Mit einem ästhetischen Schrottplatz als Bühne wollen die Sommerspiele 2018 punkten. Intendant Alexander Hauer macht es sich schon einmal gemütlich.   |  Schweiger

NÖN: Heuer findet sich in der Melker Wachauarena das große Epos Gut gegen Böse. Warum fiel die Entscheidung auf diese Thematik?

Alexander Hauer: Unser Spielplan besteht aus großen mythologischen und literarischen Stoffen, die auch in einem Zusammenhang mit dem Ort zu setzen sind. So finden sich immer wieder Stoffe, die mit Melk direkt zu tun haben oder mit dem Spannungsfeld Religion und Gesellschaft. Und so lag die mythologische Figur des Luzifer dann irgendwann auf der Hand.

Vom Inhalt weiß man bis jetzt sehr wenig, vor allem im Vergleich zur historienbasierten Aufführung 2017, der „Bartholomäusnacht“. Welche Herausforderungen bringt ein Auftragswerk wie „Luzifer“ mit sich?

Hauer: Wissen wir von historischen Themen wirklich mehr als von Mythologien? Wir saßen jedenfalls dieses Mal vor einem weißen Blatt Papier und mussten uns überlegen, wie wir uns dieser Geschichte nähern, welchen Rahmen wir erfinden.

Dass Luzifer Gott zu seinem Theater des Bösen lädt, ist jedenfalls schon bekannt. War die Idee vom „Theater im Theater“ von Anfang an da?

Hauer: Das war die Idee von Autor Bernhard Aichner. Er hatte Lust auf dieses Spiel im Spiel. Freilich hat unsere große Bühne keinen roten Vorhang, bietet aber Besonderheiten. Auch das Ensemble bringt sich dabei mit Begeisterung ein.

Apropos Bernhard Aichner: Wie läuft die Zusammenarbeit zwischen euch?

Hauer: Wir haben uns auf Anhieb gut verstanden. Wir haben gemeinsam konzipiert und auch jetzt in der Endphase arbeiten wir natürlich zusammen.

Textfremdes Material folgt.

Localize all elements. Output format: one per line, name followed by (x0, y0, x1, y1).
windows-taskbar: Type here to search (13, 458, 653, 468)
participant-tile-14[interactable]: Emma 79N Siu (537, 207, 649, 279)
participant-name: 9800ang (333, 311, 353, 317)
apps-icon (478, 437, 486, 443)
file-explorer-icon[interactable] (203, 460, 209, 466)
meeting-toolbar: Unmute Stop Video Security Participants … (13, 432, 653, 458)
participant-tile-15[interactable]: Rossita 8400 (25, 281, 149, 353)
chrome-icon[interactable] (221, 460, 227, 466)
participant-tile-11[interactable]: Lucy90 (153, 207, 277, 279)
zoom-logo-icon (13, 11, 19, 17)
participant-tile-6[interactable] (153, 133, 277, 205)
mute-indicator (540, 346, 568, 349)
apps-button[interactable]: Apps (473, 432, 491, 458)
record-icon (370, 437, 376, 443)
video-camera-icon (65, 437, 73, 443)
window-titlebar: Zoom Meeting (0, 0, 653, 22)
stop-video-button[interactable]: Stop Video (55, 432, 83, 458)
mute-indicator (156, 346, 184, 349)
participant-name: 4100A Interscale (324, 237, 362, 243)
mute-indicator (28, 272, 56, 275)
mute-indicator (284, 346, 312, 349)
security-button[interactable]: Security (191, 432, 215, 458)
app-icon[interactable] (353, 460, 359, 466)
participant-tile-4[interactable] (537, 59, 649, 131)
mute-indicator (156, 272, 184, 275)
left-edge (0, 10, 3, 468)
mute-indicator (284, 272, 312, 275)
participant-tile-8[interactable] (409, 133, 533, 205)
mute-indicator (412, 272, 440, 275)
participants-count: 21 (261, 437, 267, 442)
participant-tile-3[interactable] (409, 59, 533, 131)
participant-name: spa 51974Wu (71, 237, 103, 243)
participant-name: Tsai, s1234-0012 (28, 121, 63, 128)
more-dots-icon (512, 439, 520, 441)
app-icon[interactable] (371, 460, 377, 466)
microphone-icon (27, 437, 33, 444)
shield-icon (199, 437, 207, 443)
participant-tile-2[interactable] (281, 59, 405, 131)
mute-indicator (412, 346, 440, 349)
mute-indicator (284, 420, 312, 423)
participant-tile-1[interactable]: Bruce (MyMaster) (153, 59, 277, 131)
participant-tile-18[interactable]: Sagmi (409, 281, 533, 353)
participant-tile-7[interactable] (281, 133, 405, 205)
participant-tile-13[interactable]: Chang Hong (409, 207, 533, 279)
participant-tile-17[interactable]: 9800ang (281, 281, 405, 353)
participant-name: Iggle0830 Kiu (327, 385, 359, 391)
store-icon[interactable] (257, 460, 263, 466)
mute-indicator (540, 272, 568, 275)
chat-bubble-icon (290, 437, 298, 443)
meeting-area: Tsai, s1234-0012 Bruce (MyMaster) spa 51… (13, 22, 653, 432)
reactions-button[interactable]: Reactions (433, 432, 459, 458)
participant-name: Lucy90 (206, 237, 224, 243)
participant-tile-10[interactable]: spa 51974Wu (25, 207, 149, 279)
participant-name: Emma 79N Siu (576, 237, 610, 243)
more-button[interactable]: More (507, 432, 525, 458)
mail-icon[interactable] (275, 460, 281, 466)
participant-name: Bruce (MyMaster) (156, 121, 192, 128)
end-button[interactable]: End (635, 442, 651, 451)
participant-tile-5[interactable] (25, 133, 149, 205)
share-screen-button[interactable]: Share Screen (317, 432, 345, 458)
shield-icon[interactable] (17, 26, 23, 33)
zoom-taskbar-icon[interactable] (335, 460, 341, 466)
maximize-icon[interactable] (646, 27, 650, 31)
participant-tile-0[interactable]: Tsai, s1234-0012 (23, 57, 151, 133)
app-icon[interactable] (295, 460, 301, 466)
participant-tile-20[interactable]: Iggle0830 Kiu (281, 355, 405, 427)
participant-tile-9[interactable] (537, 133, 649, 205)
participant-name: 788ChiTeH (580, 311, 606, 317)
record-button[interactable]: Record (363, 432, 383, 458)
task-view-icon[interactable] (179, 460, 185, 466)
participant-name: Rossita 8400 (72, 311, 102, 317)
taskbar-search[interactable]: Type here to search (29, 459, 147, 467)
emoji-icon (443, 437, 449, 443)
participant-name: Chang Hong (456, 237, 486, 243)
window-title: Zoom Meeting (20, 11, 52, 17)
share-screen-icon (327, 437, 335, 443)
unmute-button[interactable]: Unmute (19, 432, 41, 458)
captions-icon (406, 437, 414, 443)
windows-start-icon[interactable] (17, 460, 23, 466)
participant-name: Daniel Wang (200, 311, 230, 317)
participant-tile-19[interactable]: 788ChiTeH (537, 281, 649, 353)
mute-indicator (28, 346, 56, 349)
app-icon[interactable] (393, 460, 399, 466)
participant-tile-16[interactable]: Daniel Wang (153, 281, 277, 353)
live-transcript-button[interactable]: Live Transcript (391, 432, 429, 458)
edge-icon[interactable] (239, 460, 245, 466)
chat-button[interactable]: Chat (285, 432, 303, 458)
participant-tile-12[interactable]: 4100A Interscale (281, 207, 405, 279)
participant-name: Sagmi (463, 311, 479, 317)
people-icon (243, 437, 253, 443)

Vieles ist erst jetzt, kurz vor der Premiere, im Entstehen. Ist der Zeitdruck ein Reiz oder eher eine Last? Hauer: Wir sind ein lustvolles, geistiges Forschungslabor. Da bleibt alles bis zuletzt in Bewegung. Würde das nicht sein, wäre es für Ensemble und Publikum bald langweilig. Aber ich muss gestehen, in den letzten zwei Wochen schlafe ich nicht viel und der Kopf rattert sehr.

„Luzifer“ wird wohl das Böse in all seinen Facetten zeigen. Wie definieren Sie denn das Böse?

Hauer: Am ehesten als Respektlosigkeit. Da merkt man schon, dass das Böse viel früher anfängt, als nur beim Grauen.